Research Coordinator

Role overview

The Research Coordinator supports the day-to-day administrative, operational, and regulatory work connected to human subjects research studies and broader research programs. This is a non-clinical position focused on making research operations run smoothly, compliantly, and efficiently. The role does not include direct patient care, clinical procedures, obtaining informed consent, or participant-facing research duties.
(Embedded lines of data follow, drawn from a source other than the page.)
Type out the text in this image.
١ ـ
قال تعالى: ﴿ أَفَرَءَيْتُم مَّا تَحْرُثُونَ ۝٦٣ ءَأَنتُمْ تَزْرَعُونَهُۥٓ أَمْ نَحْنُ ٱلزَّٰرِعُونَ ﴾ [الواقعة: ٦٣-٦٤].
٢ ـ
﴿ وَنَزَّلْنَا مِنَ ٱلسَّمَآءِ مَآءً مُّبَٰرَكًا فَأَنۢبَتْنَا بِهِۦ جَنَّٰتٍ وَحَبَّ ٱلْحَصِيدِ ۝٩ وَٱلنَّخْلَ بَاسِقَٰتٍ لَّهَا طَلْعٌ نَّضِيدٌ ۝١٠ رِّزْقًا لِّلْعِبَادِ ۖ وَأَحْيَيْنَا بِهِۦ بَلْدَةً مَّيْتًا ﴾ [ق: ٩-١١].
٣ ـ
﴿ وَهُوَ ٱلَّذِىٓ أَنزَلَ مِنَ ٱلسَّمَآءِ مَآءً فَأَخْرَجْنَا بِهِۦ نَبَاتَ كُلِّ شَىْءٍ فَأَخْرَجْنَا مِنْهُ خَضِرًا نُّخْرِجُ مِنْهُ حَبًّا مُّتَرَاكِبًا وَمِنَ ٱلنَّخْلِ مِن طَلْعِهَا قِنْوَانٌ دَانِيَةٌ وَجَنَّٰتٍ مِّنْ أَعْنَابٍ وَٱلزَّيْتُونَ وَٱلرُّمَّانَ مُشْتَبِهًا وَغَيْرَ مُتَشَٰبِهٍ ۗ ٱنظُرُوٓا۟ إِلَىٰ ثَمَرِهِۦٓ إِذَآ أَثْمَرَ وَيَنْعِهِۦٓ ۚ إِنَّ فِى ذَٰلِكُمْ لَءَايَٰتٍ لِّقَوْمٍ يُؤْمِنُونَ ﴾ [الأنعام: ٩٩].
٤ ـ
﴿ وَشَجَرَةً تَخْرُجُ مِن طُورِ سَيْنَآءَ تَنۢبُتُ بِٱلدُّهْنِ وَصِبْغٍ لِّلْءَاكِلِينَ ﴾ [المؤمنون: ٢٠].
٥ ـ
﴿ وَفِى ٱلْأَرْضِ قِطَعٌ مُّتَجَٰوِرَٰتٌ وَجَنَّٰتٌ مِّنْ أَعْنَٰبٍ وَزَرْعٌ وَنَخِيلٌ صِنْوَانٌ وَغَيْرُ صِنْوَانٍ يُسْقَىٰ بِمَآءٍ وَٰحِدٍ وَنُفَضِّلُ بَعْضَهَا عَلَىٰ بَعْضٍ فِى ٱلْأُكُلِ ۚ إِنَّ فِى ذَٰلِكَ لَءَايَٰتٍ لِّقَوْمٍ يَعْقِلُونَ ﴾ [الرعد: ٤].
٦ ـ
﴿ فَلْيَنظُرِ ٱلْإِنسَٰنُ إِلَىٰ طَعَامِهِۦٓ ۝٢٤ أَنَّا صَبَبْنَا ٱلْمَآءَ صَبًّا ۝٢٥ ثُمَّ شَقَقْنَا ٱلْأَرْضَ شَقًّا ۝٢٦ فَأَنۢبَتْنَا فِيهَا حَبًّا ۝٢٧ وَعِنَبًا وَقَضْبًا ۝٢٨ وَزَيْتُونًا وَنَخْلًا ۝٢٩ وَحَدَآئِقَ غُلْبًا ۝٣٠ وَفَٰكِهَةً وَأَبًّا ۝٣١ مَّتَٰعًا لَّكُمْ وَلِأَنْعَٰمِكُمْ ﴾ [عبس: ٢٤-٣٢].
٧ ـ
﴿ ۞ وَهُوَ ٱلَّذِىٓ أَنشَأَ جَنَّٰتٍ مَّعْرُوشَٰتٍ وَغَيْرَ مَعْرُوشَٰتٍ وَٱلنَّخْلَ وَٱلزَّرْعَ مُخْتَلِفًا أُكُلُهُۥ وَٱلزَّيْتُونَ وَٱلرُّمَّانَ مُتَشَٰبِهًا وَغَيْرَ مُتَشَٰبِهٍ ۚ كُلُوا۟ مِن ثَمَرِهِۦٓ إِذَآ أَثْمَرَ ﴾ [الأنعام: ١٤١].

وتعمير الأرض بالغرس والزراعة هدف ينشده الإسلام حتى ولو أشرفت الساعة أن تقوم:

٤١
The coordinator works closely with investigators, research nurse coordinators, sponsors, CROs, and internal stakeholders to help with study start-up, regulatory filings, essential document control, research tracking, scheduling, and general study administration. The aim is to keep research activity organized, compliant, and audit-ready.

Responsibilities

• Provide administrative, operational, and regulatory support across research studies to help with compliant study launch and ongoing study management.
• Prepare, submit, monitor, and maintain ethics and regulatory documents, including initial applications, amendments, continuing reviews, safety reports, protocol deviation records, and study closeout paperwork.
• Keep investigator site files, regulatory binders, and other key study records complete, accurate, and ready for audit in line with institutional policy, applicable regulations, and ICH-GCP expectations.
• Support monitoring visits, audits, and inspections by coordinating and supplying the required sponsor, CRO, IRB/REC, institutional, and regulatory documentation.
• Track approvals, protocol deviations, safety reporting deadlines, training status, delegation records, and document expiry dates to maintain compliance.
• Maintain research trackers, regulatory logs, file systems, and study documentation repositories.
• Assist with study start-up tasks, including gathering, preparing, coordinating, and submitting documents needed for research applications and activation.
• Organize study meetings, administrative logistics, scheduling activities, and assigned operational follow-ups.
• Monitor study milestones, enrollment updates, regulatory due dates, approval status, and reporting obligations to support program oversight.
• Help prepare and maintain delegation logs, training records, correspondence files, study trackers, and investigator site documentation.
• Update and maintain regulatory and administrative records across institutional, sponsor, and research systems.
• Facilitate communication and coordination among investigators, Research Nurse Coordinators, research staff, sponsors, CROs, research administration teams, and other institutional stakeholders.
• Build and retain working knowledge of assigned protocols, institutional research policies, regulatory requirements, and research workflow processes.
• Assist in creating and maintaining training tools, learning materials, and operational resources for research administration and regulatory procedures.
• Protect confidentiality and ensure secure handling of research information and documentation in line with institutional and regulatory requirements.
• Carry out other duties as assigned that remain within the scope of the role.

Requirements

• Bachelor’s degree, or an equivalent qualification, in Life Sciences, Public Health, or a related field.
• At least 3 years of experience in administration, operations, or a healthcare-related environment.
• Background supporting research, healthcare operations, or project coordination activities.
• Experience in clinical research coordination.
• Experience assisting with regulatory submissions and clinical trial compliance tasks.
• Knowledge of ICH-GCP, human subject protection principles, and relevant research regulatory requirements is preferred.
• Strong ability with Microsoft Office tools such as Excel, Word, and PowerPoint is preferred.
• Well-developed organizational and coordination abilities.
• Capability to manage several priorities and deadlines at the same time.
• Clear written and verbal communication skills.
• Proven accuracy in record keeping and documentation management.
• Strong attention to detail.
• Ability to work effectively with multidisciplinary teams.
• Understanding of research regulatory procedures and research administration workflows is preferred.
• Experience using research databases, CTMS platforms, or electronic research systems is preferred.

Additional information

This is a full-time, onsite role based in Abu Dhabi Emirate, United Arab Emirates. The role supports non-clinical research operations and is centered on coordination, documentation, compliance, and communication rather than direct clinical or participant-facing work. No salary, stipend, duration, or start date was provided.